International
Comment le tourisme a rempli d’enfants l’île grecque de Santorin, dans un pays à faible natalité
La petite île grecque de Santorin a renversé la crise démographique à laquelle la Grèce est confrontée et enregistre maintenant tellement de naissances que ses crèches et ses écoles ne suffisent pas, dans un phénomène qui a à voir avec les opportunités d’emploi du tourisme de masse.
« Le développement touristique a joué un rôle très important dans la décision des jeunes de s’installer en permanence et de fonder leur famille à Santorin », explique à EFE par courrier électronique Nikolaos Zorzos, maire d’une île qui, avec seulement 25 000 habitants, a été visitée l’année dernière par 3,4 millions de touristes.
« Nous avons besoin de plus en plus de salles de classe et nous essayons constamment de les augmenter », note le maire, qui ajoute que la création de nombreuses de ces infrastructures dépend du gouvernement central qu’il affirme « être constamment pressé ».
Cette île volcanique pittoresque située dans l’archipel des Cyclades est la seule des 352 municipalités de Grèce où, entre 2020 et 2022, deux fois plus de naissances que de décès ont été enregistrés, selon l’Institut d’études démographiques (IDEM).
Georgia Diela, journaliste de 37 ans, est arrivée à Santorin en 2009 pour travailler pendant la saison touristique.
Elle y a rencontré son mari, a décidé de rester vivre sur l’île et a eu trois enfants.
« Cette année, il y a 1 000 bébés et enfants pour les crèches, mais les crèches publiques ne peuvent accueillir que 20 % d’entre eux », note-t-il.
« Les autres devront aller en privé, ce qui coûte un œil du visage », regrette-t-il, avant de souligner que la construction de nouvelles écoles et crèches est bloquée depuis des années en raison de la lenteur de la bureaucratie.

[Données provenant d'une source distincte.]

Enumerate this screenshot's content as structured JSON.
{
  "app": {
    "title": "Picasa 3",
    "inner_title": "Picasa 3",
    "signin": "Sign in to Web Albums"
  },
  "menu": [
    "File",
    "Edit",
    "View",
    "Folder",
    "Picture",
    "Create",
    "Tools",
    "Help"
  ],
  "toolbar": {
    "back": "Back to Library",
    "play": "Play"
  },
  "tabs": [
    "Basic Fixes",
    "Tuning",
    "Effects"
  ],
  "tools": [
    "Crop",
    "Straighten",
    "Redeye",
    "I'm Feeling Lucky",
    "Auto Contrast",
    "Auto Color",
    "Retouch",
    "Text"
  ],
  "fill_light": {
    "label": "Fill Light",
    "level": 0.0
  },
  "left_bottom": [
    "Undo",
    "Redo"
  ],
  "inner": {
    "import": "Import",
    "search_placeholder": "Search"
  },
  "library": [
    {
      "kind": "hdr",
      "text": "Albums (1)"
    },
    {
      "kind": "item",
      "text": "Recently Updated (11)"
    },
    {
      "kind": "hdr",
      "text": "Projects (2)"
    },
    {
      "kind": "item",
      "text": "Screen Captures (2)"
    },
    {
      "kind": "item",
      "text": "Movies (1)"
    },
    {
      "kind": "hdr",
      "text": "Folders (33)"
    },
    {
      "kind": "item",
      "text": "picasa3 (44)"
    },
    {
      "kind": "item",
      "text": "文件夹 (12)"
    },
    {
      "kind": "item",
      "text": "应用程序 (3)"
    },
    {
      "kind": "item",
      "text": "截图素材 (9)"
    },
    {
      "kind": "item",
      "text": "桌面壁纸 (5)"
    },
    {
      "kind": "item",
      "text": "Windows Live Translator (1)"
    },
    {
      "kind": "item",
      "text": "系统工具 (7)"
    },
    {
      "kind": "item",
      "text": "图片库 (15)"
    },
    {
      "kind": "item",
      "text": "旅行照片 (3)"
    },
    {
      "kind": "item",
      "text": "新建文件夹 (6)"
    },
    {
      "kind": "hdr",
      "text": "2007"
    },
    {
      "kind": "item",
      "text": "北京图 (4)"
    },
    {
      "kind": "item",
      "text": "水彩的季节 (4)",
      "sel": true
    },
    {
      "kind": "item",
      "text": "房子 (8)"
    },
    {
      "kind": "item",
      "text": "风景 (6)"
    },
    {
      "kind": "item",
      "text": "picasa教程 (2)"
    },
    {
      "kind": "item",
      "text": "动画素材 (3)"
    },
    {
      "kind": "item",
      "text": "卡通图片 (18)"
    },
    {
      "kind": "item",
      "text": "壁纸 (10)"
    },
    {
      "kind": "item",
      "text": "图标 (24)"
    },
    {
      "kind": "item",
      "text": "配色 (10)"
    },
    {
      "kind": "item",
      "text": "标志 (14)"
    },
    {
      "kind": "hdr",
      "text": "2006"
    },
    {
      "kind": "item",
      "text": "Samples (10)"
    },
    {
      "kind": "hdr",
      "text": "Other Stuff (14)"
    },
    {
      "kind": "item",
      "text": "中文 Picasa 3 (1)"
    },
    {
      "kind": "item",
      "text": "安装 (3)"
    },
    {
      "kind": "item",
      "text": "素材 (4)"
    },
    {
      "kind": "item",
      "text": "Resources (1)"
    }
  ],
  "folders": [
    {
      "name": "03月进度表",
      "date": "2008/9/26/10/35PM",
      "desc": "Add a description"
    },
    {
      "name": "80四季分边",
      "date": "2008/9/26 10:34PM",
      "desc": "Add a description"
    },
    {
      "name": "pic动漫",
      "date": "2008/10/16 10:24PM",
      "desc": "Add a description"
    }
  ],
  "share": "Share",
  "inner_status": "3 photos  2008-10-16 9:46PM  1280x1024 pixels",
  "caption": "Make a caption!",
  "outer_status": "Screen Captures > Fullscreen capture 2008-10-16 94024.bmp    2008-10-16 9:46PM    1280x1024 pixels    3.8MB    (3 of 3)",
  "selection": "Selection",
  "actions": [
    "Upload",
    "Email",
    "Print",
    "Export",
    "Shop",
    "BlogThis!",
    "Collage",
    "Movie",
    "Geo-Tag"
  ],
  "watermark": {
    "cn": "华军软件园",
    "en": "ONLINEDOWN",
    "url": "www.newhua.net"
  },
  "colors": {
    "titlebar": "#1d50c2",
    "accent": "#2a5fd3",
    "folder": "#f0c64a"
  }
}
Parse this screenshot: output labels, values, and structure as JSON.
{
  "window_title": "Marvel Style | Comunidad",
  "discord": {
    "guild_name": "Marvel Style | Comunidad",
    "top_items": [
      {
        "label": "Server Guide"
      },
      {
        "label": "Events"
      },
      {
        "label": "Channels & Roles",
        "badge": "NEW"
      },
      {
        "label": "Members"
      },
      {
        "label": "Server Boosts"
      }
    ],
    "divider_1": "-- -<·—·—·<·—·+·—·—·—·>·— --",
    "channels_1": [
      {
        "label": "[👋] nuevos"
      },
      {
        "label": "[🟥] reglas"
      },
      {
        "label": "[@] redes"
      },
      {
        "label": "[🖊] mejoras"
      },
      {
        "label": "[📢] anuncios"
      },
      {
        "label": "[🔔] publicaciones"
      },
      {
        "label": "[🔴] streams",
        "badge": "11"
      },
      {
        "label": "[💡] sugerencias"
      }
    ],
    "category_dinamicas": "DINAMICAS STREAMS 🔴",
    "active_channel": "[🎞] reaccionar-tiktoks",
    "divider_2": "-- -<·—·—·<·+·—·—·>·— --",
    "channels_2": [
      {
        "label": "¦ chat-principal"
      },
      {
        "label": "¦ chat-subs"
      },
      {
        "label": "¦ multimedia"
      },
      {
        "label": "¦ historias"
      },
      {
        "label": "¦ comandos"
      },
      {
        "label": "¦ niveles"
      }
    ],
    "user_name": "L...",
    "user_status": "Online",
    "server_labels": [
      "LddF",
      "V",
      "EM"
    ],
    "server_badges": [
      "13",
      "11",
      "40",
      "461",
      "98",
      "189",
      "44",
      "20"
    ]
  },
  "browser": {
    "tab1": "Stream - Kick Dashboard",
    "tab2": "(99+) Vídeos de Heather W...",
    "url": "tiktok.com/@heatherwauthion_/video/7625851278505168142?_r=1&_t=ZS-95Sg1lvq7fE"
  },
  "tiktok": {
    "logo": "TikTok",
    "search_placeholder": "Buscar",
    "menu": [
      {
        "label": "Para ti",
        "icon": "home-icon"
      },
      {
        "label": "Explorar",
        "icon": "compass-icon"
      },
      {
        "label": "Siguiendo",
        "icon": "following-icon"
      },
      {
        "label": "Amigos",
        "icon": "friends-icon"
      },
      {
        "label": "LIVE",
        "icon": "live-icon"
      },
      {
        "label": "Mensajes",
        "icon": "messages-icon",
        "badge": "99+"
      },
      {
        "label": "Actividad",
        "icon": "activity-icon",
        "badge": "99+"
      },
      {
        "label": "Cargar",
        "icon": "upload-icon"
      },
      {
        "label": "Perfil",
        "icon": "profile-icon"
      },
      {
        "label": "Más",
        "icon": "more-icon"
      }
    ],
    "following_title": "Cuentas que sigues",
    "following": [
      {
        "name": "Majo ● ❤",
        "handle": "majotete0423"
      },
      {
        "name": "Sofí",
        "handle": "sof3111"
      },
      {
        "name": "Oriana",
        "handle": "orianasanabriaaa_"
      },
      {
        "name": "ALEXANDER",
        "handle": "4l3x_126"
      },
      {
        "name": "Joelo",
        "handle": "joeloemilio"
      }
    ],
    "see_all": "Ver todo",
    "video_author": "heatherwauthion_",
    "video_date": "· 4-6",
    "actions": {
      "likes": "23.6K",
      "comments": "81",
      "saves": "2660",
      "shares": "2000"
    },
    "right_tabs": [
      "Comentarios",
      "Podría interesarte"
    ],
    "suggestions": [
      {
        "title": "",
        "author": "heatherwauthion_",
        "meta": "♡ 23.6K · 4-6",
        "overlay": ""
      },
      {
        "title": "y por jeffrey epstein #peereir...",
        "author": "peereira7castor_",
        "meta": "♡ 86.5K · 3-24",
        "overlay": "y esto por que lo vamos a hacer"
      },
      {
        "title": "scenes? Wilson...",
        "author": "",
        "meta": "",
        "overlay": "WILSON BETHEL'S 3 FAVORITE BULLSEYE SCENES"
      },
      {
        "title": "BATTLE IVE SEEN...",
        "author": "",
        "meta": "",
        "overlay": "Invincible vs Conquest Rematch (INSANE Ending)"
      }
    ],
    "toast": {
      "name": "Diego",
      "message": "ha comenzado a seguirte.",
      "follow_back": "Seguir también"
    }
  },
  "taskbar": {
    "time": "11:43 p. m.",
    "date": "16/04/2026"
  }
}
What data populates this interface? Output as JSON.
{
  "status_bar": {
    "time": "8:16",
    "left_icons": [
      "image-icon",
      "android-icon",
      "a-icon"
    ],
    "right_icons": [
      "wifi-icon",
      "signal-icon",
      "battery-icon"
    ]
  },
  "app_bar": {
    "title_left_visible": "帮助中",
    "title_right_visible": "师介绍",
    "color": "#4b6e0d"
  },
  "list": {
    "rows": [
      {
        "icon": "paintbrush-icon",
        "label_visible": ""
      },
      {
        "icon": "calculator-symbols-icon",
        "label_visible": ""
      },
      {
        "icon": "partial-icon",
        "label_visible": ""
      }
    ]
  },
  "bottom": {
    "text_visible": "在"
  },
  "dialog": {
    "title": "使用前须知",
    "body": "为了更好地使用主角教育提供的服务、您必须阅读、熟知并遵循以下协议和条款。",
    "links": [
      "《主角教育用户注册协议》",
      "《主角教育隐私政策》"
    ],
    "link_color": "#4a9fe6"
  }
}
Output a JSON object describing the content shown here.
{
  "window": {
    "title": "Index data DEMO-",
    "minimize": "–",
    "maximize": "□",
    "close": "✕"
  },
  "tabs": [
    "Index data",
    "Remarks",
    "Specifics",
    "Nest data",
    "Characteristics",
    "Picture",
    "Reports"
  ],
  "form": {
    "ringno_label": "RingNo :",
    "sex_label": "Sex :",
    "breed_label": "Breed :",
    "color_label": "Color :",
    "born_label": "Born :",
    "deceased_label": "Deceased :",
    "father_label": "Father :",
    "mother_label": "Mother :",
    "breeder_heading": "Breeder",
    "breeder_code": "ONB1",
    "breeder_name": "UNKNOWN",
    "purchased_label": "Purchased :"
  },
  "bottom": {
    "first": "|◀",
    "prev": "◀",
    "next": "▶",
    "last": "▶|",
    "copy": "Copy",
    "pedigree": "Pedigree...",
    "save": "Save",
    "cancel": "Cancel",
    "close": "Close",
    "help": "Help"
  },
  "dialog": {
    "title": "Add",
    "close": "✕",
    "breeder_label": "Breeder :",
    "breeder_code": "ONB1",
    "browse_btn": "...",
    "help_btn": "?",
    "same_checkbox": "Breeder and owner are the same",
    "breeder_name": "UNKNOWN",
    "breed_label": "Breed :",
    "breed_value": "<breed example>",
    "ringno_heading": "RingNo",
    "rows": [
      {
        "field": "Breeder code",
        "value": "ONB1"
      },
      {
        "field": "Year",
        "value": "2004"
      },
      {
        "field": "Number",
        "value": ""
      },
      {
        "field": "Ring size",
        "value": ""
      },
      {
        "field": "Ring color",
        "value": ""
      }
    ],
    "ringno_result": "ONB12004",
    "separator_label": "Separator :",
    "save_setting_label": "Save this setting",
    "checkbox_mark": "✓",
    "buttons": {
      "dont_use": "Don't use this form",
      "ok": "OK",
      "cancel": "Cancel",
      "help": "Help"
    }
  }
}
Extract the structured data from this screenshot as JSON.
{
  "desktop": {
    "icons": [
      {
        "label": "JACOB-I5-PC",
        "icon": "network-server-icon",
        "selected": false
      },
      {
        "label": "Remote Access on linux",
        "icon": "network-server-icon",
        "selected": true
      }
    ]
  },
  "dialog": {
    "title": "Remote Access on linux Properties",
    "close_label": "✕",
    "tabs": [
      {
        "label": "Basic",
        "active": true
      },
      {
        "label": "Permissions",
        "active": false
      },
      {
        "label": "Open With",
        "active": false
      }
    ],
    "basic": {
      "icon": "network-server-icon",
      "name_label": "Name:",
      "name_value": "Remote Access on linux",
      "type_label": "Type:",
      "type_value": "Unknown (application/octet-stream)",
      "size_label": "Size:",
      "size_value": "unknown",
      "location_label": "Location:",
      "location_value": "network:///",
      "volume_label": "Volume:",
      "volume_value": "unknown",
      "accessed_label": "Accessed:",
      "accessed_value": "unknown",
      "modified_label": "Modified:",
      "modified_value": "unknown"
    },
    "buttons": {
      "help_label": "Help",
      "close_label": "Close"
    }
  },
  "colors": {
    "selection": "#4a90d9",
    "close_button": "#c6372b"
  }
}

L’année dernière, environ 4 500 enfants et adolescents se sont rendus dans des écoles publiques sur l’île, et depuis 2014, environ 150 mineurs sont ajoutés au système chaque année, selon les données de l’Association des parents de Santorin.
Bien que Diela souligne qu’elle aime que ses enfants puissent être « en contact avec différentes religions et cultures », car de nombreux étrangers travaillant dans le secteur du tourisme se sont installés avec leurs familles sur l’île, elle admet que le tourisme de masse crée des problèmes.
L’excès de construction d’hôtels et d’appartements n’a pas laissé d’espace libre pour les terrains de jeux ou les espaces verts et pendant l’été « il n’y a presque pas de plages libres » car la plupart sont remplies de chaises longues et de parasols des chiringuitos, dénonce-t-il.
Selon le rapport ‘Perspectives de la population mondiale’ publié cette année par l’ONU, la population de la Grèce diminuera de 15 % d’ici 2050, pour atteindre 8,8 millions.
« La Grèce vieillit, il y a de plus en plus de personnes âgées et les jeunes couples ont de moins en moins d’enfants par rapport à leurs parents et grands-parents », explique à EFE Viron Kotzamanis, chercheur à l’IDEM.
Selon l’expert, cette baisse du nombre de naissances est principalement due au fait que les gouvernements n’ont pas mis en œuvre de mesures de soutien aux familles depuis des décennies, comme l’ont fait les pays scandinaves ou la France.
Selon Kotzamanis, plusieurs îles grecques, telles que Santorin, Mykonos, Paros ou Kos vont à l’encontre de la tendance car le développement touristique a réussi à les faire retenir leurs jeunes populations.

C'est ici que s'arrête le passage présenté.